III Edición

Curso 2006 - 2007

Alejandro Quintana

La chica del gorro rojo

María García Casas, 17 años

                Colegio Senara (Madrid)  

      Era una mañana fría. El otoño se abría camino en una ciudad inabarcable que, a la fuerza, se había convertido en mi nuevo hogar. Sara, mi compañera de trabajo, llevaba unos leotardos a rayas de colores, una falda y un jersey negros y un gorro rojo. Ella, al contrario que yo, estaba acostumbrada a este tiempo.

      Quedamos en una boca de metro cercana a la Castellana y comenzó a explicarme las condiciones de esta nueva vida que con escasos veinte años iniciaba. “Para empezar, consíguete un abrigo; vamos a estar mucho tiempo en la calle. ¿Has traído tu material?”

Lo que intentábamos suponía una novedosa manera de trabajar en la calle. No cantábamos en un paso subterráneo ni limpiábamos los parabrisas de los coches… Hacíamos malabares en los pasos de cebra.

      Sara agitaba sus cariocas mientras bailaba. Yo me limitaba a hacer los juegos malabares que me había enseñado. No parecíamos tener mucho futuro, pero Sara confiaba en este proyecto y ¿cómo iba a decirle que no?, precisamente a ella que había conseguido sacarme del hoyo en el que llevaba casi un año, desde que abandoné a mi familia y a mis amigos, cogí un tren y aparecí en Madrid. Las malas compañías que encontré y el deseo de abandonar el mundo de cristal en el que vivía, me llevaron hasta un mundo marginal del que resulta muy difícil salir. Pero ella lo logró rescatarme.

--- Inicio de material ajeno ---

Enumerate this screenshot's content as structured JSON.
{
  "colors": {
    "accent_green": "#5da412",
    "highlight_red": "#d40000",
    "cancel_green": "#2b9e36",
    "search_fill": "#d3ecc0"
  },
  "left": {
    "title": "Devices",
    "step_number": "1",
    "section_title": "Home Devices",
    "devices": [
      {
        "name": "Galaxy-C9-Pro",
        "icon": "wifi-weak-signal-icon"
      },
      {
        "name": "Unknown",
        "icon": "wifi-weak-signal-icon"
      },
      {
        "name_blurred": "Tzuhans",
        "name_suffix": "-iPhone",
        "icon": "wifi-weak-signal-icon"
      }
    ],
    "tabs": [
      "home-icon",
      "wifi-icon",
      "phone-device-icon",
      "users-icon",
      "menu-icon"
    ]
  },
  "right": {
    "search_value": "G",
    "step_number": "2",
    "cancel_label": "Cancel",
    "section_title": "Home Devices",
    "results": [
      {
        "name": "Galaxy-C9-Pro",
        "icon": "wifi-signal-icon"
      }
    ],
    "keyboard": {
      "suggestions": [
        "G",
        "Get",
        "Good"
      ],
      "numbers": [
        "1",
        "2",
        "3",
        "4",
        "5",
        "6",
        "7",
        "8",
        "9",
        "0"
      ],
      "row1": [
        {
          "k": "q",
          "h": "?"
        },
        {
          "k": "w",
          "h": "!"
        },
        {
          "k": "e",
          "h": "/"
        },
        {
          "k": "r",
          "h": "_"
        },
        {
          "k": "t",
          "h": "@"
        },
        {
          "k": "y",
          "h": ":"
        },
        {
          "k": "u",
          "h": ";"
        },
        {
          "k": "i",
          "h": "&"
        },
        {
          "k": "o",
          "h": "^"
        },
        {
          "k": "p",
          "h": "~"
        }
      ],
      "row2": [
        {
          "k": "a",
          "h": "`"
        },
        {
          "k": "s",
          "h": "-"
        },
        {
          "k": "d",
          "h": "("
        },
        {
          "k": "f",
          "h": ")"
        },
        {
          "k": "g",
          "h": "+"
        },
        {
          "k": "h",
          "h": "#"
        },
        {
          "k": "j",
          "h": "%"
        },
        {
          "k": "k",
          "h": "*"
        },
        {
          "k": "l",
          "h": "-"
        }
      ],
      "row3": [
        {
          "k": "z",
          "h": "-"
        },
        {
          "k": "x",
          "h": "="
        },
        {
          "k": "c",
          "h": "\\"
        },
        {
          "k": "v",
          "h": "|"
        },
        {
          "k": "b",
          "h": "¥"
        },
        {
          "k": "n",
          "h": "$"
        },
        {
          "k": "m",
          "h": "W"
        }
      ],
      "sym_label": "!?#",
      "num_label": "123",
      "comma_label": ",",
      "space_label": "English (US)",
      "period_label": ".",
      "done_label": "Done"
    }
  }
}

      Después de pasar en la calle todo el día, conseguimos casi setenta euros. Estaba muy contento. Por primera vez, después de meses de pasividad, recuperé la ilusión y en mi mente apareció la imagen de una suculenta cena. Me sentí tan excitado que le transmití mi idea a Sara:

      -Nos tomaremos una enorme hamburguesa y después nos vamos de copas. Esta vez nos lo hemos ganado.

      -¿Qué estás diciendo, Juan? Nos lo repartimos a partes iguales. Haz lo que quieras con el dinero, pero después no me pidas préstamos.

      -Pero un día es un día...

      -¿Sabes lo que creo? Eres un niñato de una familia con dinero que un día diste un portazo y decidiste salir de la burbuja. Pero esto es el mundo real y yo jamás he tenido la oportunidad de malgastar dinero, porque nunca he sabido si mañana comeré. Pensaba que un año en la calle te habría marcado, pero veo que para cambiarte hace falta mucho más que una jornada de malabares.

      Me dio la parte que me correspondía y se fue. Mi orgullo me impedía ir tras ella, así que me dediqué a deambular por las calles y a pensar por fin qué estaba haciendo, qué quería conseguir con este papel que estaba representando. Y repentinamente volví a la realidad. Era un insensato y un egoísta. Mi comportamiento infantil había llegado demasiado lejos: lo que comenzó como una pequeña aventura para probarme a mi mismo, estaba destruyendo mi vida y a mi familia. ¡Cuánto tiempo hacía que no pensaba en ellos!

      Me acerqué a una cabina de teléfono y llamé a casa. Mi madre se echó a llorar y yo con ella. Sin pretenderlo, había levantado esa capa de indiferencia que me había convertido en un cobarde y mis sentimientos afloraron. Me sentía indigno de que mi madre sufriera por mí. Y se lo prometí: al día siguiente volvería con ellos.

      Eché a correr hasta la “casa” de Sara. Se lo expliqué todo. Le debía tanto que no me sentía capaz de largarme y dejarla sola. Pero fue ella quien, al amanecer, me acompañó a la estación para despedirme, orgullosa del paso que estaba a punto de dar.

      El tren con destino Barcelona avanzaba lentamente. La chica del gorro rojo que me despedía con la mano se hacía cada vez más pequeña. Estaba resuelto a solucionar mi vida. En cuanto estuviera preparado, volvería a por ella.